Having gained valuable insights and experience with this company, Garrett took stock of his goals. “I knew I wanted to go to grad school, and I started to look at programs that were interdisciplinary, not necessarily a conventional master’s of science route."
I was interested in aquaculture and that’s what led me to Bren. I spoke with a lot of people -- colleagues, friends, and friends of friends.
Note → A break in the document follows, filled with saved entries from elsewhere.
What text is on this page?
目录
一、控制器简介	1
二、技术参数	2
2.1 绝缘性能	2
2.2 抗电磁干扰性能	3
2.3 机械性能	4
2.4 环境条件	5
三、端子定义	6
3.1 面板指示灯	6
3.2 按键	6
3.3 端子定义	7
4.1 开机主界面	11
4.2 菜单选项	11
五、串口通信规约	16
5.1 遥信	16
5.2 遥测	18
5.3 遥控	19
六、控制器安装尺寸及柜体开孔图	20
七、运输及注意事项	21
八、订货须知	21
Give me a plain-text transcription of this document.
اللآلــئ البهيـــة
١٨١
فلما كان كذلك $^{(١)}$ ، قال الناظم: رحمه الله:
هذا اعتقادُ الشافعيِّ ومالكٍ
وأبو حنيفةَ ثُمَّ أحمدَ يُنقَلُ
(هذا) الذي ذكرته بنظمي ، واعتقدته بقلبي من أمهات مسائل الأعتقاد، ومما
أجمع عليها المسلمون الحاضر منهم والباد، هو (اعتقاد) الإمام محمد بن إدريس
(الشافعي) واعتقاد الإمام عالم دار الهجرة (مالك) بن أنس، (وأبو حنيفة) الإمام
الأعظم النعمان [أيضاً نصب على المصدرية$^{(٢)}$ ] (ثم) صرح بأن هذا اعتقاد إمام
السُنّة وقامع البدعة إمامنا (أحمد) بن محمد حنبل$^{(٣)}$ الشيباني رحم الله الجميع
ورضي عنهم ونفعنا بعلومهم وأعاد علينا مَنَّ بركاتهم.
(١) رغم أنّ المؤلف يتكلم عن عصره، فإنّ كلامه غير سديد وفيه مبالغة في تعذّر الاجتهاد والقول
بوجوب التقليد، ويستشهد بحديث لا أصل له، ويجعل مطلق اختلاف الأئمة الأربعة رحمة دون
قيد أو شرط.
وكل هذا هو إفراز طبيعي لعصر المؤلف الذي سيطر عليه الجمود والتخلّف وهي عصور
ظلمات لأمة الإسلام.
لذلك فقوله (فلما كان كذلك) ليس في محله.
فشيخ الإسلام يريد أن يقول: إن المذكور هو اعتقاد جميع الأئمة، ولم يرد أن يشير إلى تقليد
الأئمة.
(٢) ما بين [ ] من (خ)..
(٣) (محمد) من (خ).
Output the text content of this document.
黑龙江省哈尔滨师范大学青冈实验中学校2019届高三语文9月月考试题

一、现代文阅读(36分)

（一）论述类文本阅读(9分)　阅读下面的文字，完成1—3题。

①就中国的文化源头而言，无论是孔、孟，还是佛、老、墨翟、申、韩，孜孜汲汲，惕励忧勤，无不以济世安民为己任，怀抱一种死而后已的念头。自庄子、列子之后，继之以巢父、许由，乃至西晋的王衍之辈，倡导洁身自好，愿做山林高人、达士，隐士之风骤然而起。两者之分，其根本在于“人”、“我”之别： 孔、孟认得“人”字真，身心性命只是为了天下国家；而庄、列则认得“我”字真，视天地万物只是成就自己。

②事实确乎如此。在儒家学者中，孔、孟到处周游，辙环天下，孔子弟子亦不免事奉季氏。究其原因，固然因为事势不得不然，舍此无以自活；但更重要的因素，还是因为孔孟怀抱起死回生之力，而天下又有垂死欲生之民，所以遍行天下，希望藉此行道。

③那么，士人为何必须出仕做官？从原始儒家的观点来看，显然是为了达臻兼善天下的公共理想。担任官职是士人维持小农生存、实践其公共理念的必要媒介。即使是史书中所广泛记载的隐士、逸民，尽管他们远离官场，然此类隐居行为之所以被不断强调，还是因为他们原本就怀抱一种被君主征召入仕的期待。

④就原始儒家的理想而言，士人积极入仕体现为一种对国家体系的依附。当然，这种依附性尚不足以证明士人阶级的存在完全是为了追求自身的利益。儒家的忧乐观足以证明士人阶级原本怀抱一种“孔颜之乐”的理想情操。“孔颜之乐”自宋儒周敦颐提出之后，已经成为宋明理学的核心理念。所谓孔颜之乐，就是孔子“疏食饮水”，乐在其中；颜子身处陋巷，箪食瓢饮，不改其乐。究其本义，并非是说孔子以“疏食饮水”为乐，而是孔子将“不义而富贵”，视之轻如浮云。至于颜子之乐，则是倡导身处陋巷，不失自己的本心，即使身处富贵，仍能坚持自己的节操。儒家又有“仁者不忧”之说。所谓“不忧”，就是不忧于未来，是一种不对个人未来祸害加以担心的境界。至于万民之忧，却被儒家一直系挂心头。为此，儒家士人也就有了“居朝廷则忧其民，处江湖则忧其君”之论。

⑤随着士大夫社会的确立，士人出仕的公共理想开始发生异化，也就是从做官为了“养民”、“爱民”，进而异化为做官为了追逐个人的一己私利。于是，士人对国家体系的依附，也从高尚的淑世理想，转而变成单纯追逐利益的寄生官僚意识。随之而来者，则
And Bren kept coming up.
Instead of choosing between the group project track and the Eco-Entrepreneurial track, in which students produce a business plan as the final deliverable, Garrett chose both. “I got my degree with the group project, but I also wanted to take the entrepreneur classes to complement the master’s degree.”
His group project aligned with his interests: Based in Baja, California, it dealt with the complex interactions of growing a protected species in aquaculture. “The totoaba is an endangered fish in the Gulf of Mexico that’s susceptible to poaching because the fish’s swim bladder is highly valued in China. We wanted to see if aquaculture could meet market demand and reduce the incentives for poachers.” Two of the five members of this group, along with another Bren colleague, also worked together on the Eco-E venture, testing the viability of a novel feed additive for finfish aquaculture.
In support of that project, Garrett was awarded the 2018 Eco-Entrepreneurship Summer Internship Fellowship. The recipients are selected from the first-year MESM class through an essay and application process overseen by the Eco-E Program Committee at Bren. He used the funding during the summer between his first and second year to conduct an aquaculture feed trial at NOAA’s Northwest Fisheries Science Center in Seattle, Washington.
“I was definitely busy,” he says, and it paid off. At Conservation International, he is inspired by the daunting challenges of feeding the world in sustainable ways. “Our connection to food-production systems has always been interesting to me – where food comes from, how it’s made, traceability, the impact that food production has on the environment, the social aspects of food. Solving the problems of feeding a global population combines social sciences and hard sciences.”
To this end, “One of the most valuable things I learned at Bren is the importance of accurate communication of science. Producing accurate results, then translating information into actual guidelines, making it accessible so that people understand what they can do to protect the environment.”
He’s also learned the importance of making connections. “Networking is so important, and it’s a skill that Bren emphasizes really well. The Eco-E program in particular emphasized it in that first quarter."
“Now others have been reaching out to me – people who are calling to ask about Bren.” His advice to future Bren students is to “go into Bren with an idea of what you want your career to look like, not your ideal job. Your experience at Bren will change your outlook on what you want to be doing and what your priorities are – it’s a fluid learning experience.”